Whether this kind of evaluation is right or wrong depends in part on what we think research is for, and despite the very long pedigree of academic scholarship, this is something on which we don’t really have any consensus. It is part of the narrative used by contemporary critics of higher education policy that the latter focuses too closely, or maybe at all, on economic and social goals. For some, research is about freeing the mind to go where it can, and to find whatever may be there. Some of that may be usable in a practical sense once discovered (and much of it is), but all of it will help to maintain intellectual curiosity and scholarly excellence. But for others, research is about ‘translation’ – about taking discovery and harnessing its impact for the benefit of society in a targeted way. Today’s world has concerns and needs in areas such as health, security, food and nutrition, transport, social transformation, cultural creativity and so forth, and when the taxpayer funds research it should yield targeted benefits in such areas. And Professor Richardson is right: politicians in smaller countries may want to focus more on the translational, ‘practical’ dimension of research.

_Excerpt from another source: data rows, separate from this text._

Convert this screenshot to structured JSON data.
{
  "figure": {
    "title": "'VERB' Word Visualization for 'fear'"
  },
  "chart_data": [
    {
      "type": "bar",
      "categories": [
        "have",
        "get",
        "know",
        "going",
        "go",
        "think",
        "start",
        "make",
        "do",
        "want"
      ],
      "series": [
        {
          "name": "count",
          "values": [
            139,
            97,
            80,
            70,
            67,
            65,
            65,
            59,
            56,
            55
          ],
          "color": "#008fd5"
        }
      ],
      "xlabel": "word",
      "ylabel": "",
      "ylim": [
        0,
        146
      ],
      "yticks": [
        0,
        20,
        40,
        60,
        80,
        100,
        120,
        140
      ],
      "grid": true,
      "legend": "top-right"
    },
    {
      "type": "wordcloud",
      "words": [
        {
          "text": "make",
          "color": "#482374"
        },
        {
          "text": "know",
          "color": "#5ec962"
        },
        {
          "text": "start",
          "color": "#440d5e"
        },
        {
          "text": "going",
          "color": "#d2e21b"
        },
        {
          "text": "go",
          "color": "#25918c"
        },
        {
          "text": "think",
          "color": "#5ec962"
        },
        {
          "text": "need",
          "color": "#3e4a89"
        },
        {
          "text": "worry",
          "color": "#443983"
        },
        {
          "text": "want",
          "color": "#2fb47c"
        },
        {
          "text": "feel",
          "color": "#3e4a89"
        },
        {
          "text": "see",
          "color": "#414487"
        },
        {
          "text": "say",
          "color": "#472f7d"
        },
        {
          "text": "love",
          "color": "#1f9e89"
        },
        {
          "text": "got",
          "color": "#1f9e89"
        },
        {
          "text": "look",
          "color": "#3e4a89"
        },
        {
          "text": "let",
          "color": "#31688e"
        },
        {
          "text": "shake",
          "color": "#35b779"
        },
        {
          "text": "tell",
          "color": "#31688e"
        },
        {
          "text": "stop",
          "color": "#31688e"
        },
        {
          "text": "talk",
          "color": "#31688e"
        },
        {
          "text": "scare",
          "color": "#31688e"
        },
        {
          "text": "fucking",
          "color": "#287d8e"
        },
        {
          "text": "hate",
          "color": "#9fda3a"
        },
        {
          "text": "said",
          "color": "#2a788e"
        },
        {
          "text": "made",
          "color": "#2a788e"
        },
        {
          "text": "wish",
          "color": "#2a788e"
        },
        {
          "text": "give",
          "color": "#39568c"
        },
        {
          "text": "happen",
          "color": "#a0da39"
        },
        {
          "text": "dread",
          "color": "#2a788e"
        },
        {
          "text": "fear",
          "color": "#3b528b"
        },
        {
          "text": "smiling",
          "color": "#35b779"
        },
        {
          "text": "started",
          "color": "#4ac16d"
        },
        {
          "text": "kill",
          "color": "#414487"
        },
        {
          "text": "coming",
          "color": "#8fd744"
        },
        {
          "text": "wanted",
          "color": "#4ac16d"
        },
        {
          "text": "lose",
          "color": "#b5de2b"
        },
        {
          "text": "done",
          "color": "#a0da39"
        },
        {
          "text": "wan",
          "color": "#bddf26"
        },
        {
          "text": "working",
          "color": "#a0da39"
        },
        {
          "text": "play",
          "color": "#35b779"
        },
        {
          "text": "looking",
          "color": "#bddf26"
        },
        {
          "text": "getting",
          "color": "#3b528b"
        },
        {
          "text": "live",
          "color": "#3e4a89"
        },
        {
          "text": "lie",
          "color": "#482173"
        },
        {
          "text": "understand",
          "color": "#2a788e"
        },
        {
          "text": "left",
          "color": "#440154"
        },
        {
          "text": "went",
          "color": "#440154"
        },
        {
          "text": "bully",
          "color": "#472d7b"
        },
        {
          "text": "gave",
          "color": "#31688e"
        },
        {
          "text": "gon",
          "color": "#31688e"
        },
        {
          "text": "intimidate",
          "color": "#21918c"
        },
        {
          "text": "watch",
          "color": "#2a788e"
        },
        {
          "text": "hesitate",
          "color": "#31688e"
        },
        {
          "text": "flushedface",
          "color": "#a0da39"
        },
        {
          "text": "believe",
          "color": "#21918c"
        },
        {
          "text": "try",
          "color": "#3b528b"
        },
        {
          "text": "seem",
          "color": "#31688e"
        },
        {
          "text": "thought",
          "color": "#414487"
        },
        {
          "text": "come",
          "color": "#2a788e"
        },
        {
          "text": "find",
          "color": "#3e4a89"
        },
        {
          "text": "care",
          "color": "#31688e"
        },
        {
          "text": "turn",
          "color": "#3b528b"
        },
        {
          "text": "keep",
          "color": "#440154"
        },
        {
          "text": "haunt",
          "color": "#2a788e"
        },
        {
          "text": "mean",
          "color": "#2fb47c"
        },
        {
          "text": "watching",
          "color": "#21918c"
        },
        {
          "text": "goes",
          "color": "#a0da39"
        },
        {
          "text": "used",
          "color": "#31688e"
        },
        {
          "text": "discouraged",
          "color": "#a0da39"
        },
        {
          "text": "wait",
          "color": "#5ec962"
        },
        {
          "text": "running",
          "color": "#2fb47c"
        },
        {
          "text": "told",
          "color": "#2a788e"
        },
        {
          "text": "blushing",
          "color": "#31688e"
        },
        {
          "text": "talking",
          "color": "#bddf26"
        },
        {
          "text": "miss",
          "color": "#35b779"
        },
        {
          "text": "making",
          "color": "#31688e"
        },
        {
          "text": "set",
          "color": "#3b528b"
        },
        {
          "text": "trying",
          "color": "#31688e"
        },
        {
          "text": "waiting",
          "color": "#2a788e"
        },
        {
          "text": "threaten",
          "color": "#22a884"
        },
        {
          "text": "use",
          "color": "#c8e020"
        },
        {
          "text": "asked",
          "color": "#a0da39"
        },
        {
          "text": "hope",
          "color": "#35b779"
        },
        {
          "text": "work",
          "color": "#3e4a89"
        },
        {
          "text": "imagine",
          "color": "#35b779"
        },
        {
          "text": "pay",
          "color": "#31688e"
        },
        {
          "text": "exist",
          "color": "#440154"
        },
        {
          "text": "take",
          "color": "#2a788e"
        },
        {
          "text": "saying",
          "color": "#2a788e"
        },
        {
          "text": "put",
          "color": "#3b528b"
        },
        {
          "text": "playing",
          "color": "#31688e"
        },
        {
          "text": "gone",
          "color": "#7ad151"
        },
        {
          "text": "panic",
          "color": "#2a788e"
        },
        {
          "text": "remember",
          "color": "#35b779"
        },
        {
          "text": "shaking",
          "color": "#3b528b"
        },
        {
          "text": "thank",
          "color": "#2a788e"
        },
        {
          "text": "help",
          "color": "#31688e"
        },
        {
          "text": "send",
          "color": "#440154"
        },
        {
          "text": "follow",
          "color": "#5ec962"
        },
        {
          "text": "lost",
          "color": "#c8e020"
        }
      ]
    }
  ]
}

The easy answer is to say that there must be room (and some money) for both outlooks. But that is probably too easy. While the principle of academic freedom, involving the right of researchers to pursue their own directions of scholarship and the protection of the integrity of their work, must continue to be at the heart of the academy and its relations with the rest of society, it is also reasonable to say that the taxpayer is entitled to seek that the funding they provide will address the urgent issues they face. Therefore the kind of research in priority areas funded by Science Foundation Ireland is a coherent response to such expectations, provided there are safeguards for the integrity of the programmes. And so Professor Richardson may be right in what she expects in an independent or more autonomous Scotland. But she may be wrong to regard it as something to be feared.